Cerveau de l’expansion d’Al-Qaida au Sahel, Ali Maychou a été l’un des artisans de l’unification des katibas du sud, c’est-à-dire des groupuscules islamistes, au sein du JNIM. Selon le Département d’Etat américain, Ali Maychou, qui était l’un des plus proches fidèles d’Iyad ag Ghali, a « occupé un rôle de premier plan au sein du JNIM depuis sa création en 2017 ». Les autorités américaines estiment qu’il était l’un des qadi de l’organisation, c’est-à-dire, un juge musulman. Selon Abdelasiem El Difraoui, le Marocain « était dans le radar des renseignements français depuis au moins deux ou trois ans, si ce n’est plus ».

Le JNIM est « capable de nouer des alliances locales, avec des tribus, des clans »

Ce Marocain était « le deuxième terroriste le plus recherché au Sahel – y compris par les Américains », a confirmé Florence Parly, la ministre des Armées. « Il s’agit de la neutralisation d’un personnage très influent », a-t-elle déclaré. « Il est très important de désorganiser ces mouvements en profondeur », a souligné la ministre, « mais cela ne signifie pas que ces mouvements s’autodétruisent en parallèle ». « Il faut continuer ce travail de contre-terrorisme mais ce n’est qu’un élément » de la tâche à accomplir pour sécuriser les pays du Sahel, a-t-elle rappelé en mentionnant l’importance d’accompagner les forces armées locales pour qu’elles gagnent en autonomie.

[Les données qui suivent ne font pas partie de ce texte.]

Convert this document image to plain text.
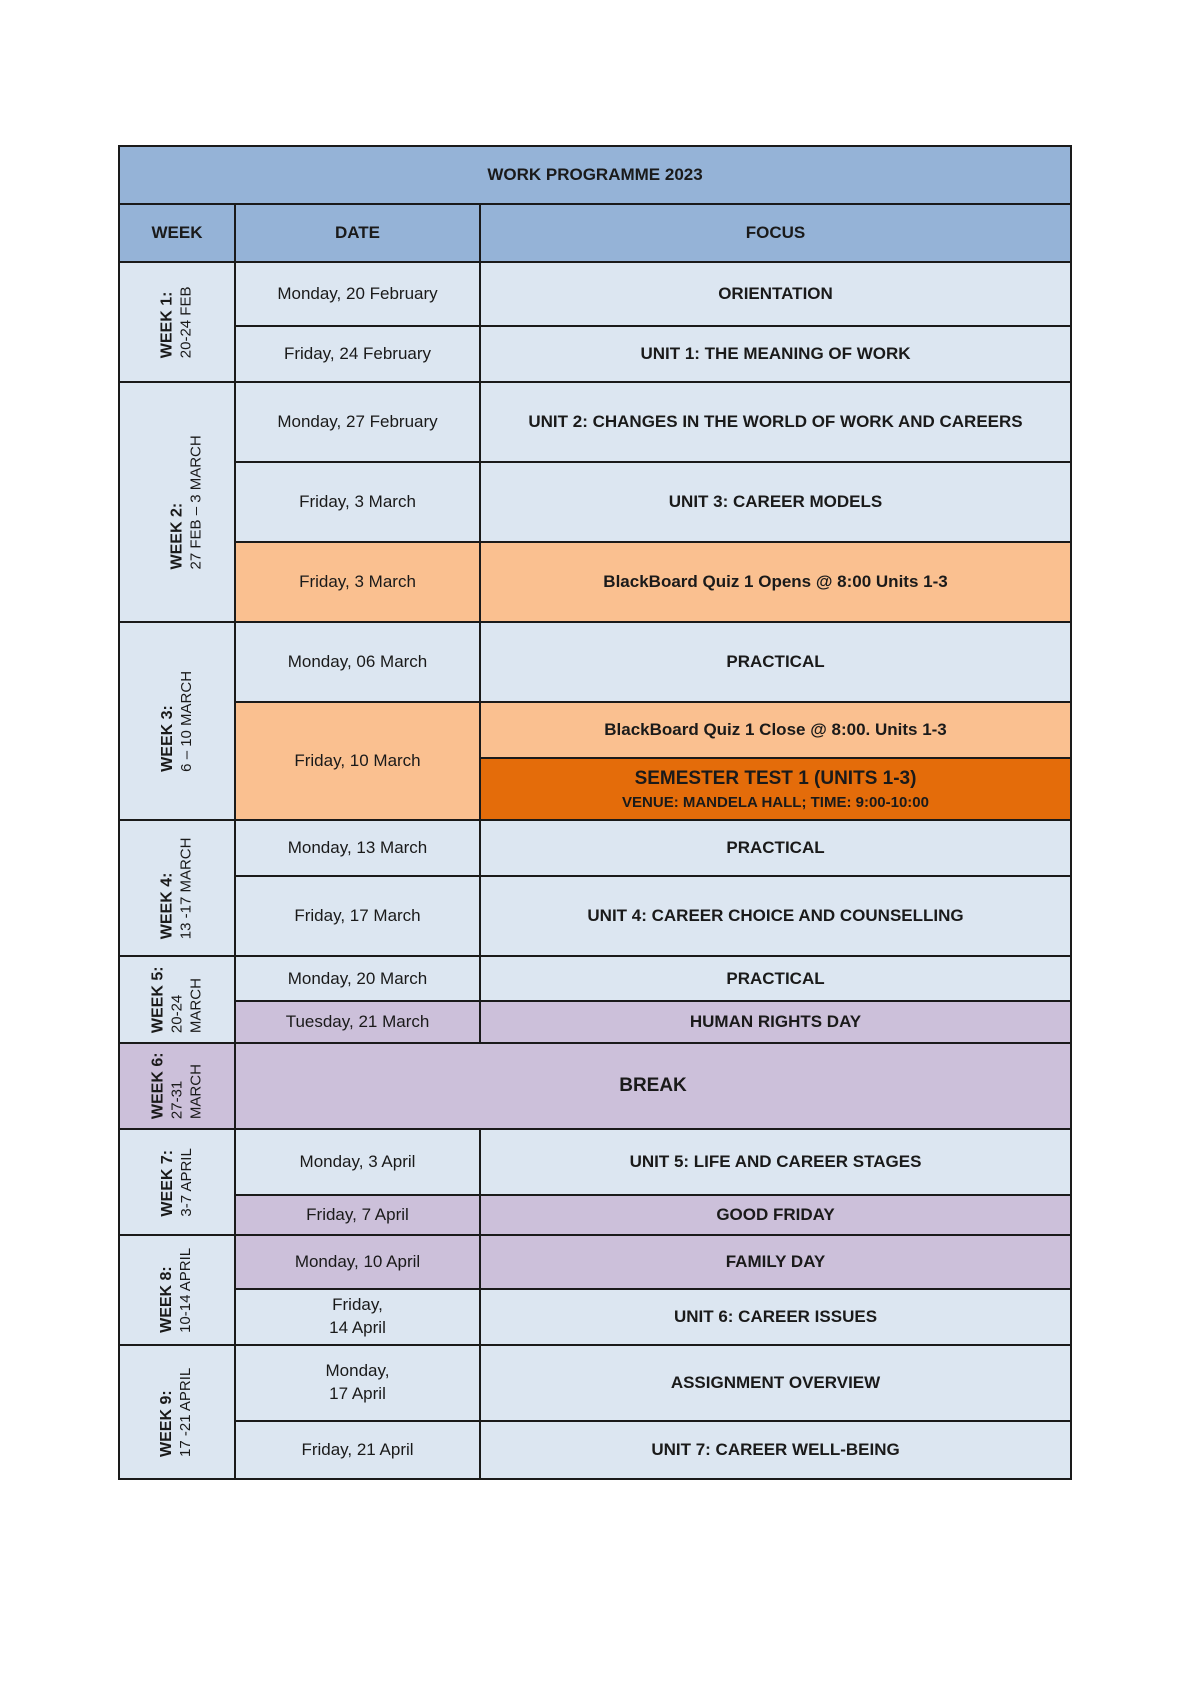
WORK PROGRAMME 2023		
WEEK	DATE	FOCUS

WEEK 1: 20-24 FEB	Monday, 20 February	ORIENTATION
	Friday, 24 February	UNIT 1: THE MEANING OF WORK

WEEK 2: 27 FEB – 3 MARCH	Monday, 27 February	UNIT 2: CHANGES IN THE WORLD OF WORK AND CAREERS
	Friday, 3 March	UNIT 3: CAREER MODELS
	Friday, 3 March	BlackBoard Quiz 1 Opens @ 8:00 Units 1-3

WEEK 3: 6 – 10 MARCH	Monday, 06 March	PRACTICAL
	Friday, 10 March	BlackBoard Quiz 1 Close @ 8:00. Units 1-3

		SEMESTER TEST 1 (UNITS 1-3)
VENUE: MANDELA HALL; TIME: 9:00-10:00

WEEK 4: 13 -17 MARCH	Monday, 13 March	PRACTICAL
	Friday, 17 March	UNIT 4: CAREER CHOICE AND COUNSELLING

WEEK 5: 20-24 MARCH	Monday, 20 March	PRACTICAL
	Tuesday, 21 March	HUMAN RIGHTS DAY

WEEK 6: 27-31 MARCH	BREAK	

WEEK 7: 3-7 APRIL	Monday, 3 April	UNIT 5: LIFE AND CAREER STAGES
	Friday, 7 April	GOOD FRIDAY

WEEK 8: 10-14 APRIL	Monday, 10 April	FAMILY DAY

	Friday,
14 April	UNIT 6: CAREER ISSUES

WEEK 9: 17 -21 APRIL	Monday,
17 April	ASSIGNMENT OVERVIEW
	Friday, 21 April	UNIT 7: CAREER WELL-BEING
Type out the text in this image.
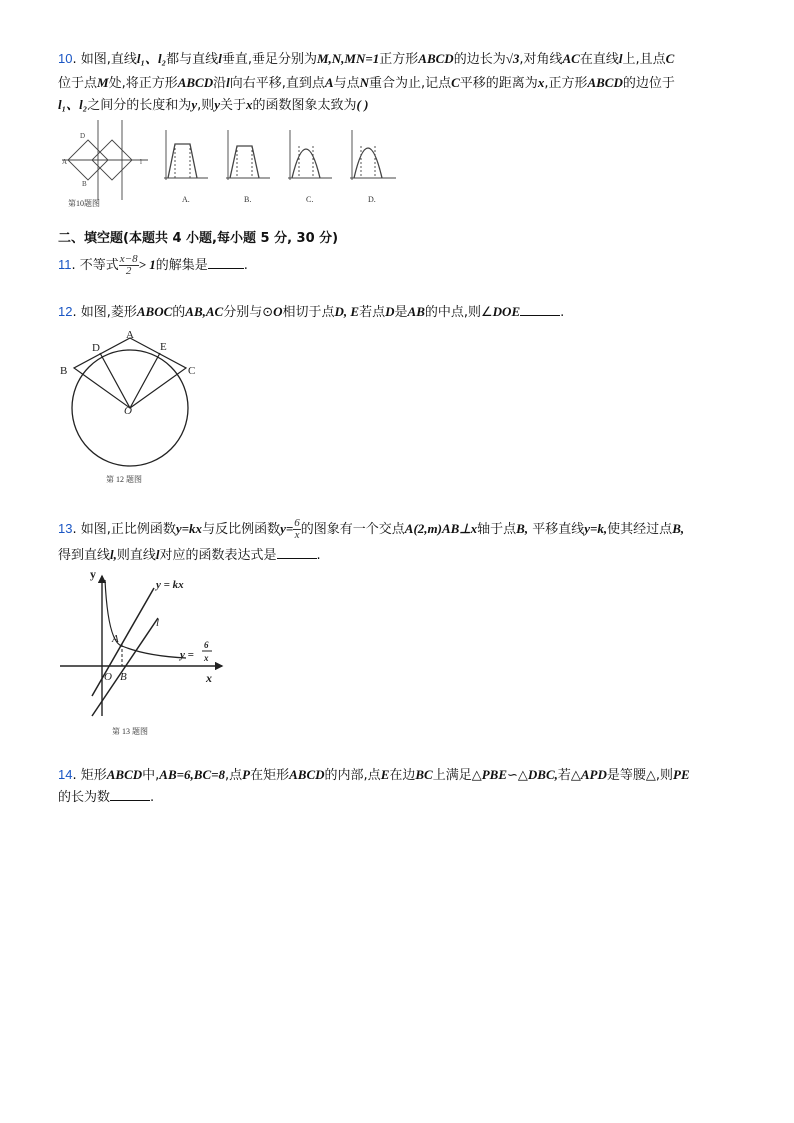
10. 如图,直线l₁、l₂都与直线l垂直,垂足分别为M,N,MN=1正方形ABCD的边长为√3,对角线AC在直线l上,且点C
位于点M处,将正方形ABCD沿l向右平移,直到点A与点N重合为止,记点C平移的距离为x,正方形ABCD的边位于
l₁、l₂之间分的长度和为y,则y关于x的函数图象太致为( )
D
A
B
l
第10题图	A.	B.	C.	D.
二、填空题(本题共 4 小题,每小题 5 分, 30 分)
11. 不等式 $\frac{x-8}{2} > 1$的解集是	.
12. 如图,菱形ABOC的AB,AC分别与⊙O相切于点D, E若点D是AB的中点,则∠DOE	.
A
D	E
B	C
O
第 12 题图
13. 如图,正比例函数y=kx与反比例函数$y= \frac{6}{x}$ 的图象有一个交点A(2,m)AB⊥x轴于点B, 平移直线y=k,使其经过点B,
得到直线l,则直线l对应的函数表达式是	.
y
x
O
A
B
l
y = kx
y =
6
x
第 13 题图
14. 矩形ABCD中,AB=6,BC=8,点P在矩形ABCD的内部,点E在边BC上满足△PBE∽△DBC,若△APD是等腰△,则PE
的长为数	.
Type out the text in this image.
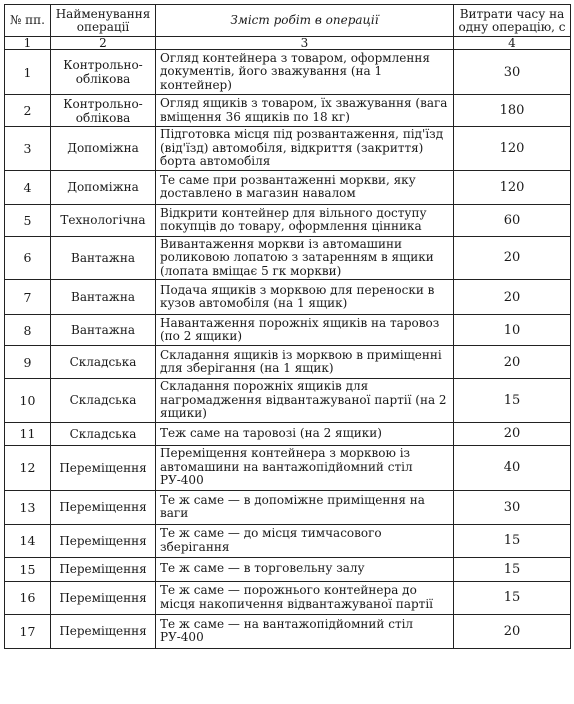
№ пп.	Найменування операції	Зміст робіт в операції	Витрати часу на одну операцію, с
1	2	3	4
1	Контрольно-облікова	Огляд контейнера з товаром, оформлення документів, його зважування (на 1 контейнер)	30
2	Контрольно-облікова	Огляд ящиків з товаром, їх зважування (вага вміщення 36 ящиків по 18 кг)	180
3	Допоміжна	Підготовка місця під розвантаження, під'їзд (від'їзд) автомобіля, відкриття (закриття) борта автомобіля	120
4	Допоміжна	Те саме при розвантаженні моркви, яку доставлено в магазин навалом	120
5	Технологічна	Відкрити контейнер для вільного доступу покупців до товару, оформлення цінника	60
6	Вантажна	Вивантаження моркви із автомашини роликовою лопатою з затаренням в ящики (лопата вміщає 5 гк моркви)	20
7	Вантажна	Подача ящиків з морквою для переноски в кузов автомобіля (на 1 ящик)	20
8	Вантажна	Навантаження порожніх ящиків на таровоз (по 2 ящики)	10
9	Складська	Складання ящиків із морквою в приміщенні для зберігання (на 1 ящик)	20
10	Складська	Складання порожніх ящиків для нагромадження відвантажуваної партії (на 2 ящики)	15
11	Складська	Теж саме на таровозі (на 2 ящики)	20
12	Переміщення	Переміщення контейнера з морквою із автомашини на вантажопідйомний стіл РУ-400	40
13	Переміщення	Те ж саме — в допоміжне приміщення на ваги	30
14	Переміщення	Те ж саме — до місця тимчасового зберігання	15
15	Переміщення	Те ж саме — в торговельну залу	15
16	Переміщення	Те ж саме — порожнього контейнера до місця накопичення відвантажуваної партії	15
17	Переміщення	Те ж саме — на вантажопідйомний стіл РУ-400	20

« Le groupe Jamaat Nosrat al-Islam wal-Mouslimin, ce sont des gens qui sont capables de nouer des alliances locales, avec des tribus, des clans. C’est pour ça que l’élimination de ces chefs, comme Ali Maychou, est très importante », explique Abdelasiem El Difraoui. « Il y a beaucoup de jeunes qui sont séduits par ces organisations islamistes. Mais ils ne sont pas capables de créer ce genre d’alliance dans une zone géographique aussi vaste que le Sahel », poursuit le politologue. En février dernier, les forces françaises avaient déjà tué l'Algérien Djamel Okacha, alias Yahya Abou El Hamame​, l’ancien numéro deux du groupe JNIM. L’émir du groupe, Iyad Ag Ghaly, a déclaré publiquement que le principal ennemi de la Jama’at Nusrat al-Islam wal-Muslimin est « la France, qui a été l’ennemi historique des musulmans dans cette partie du monde ».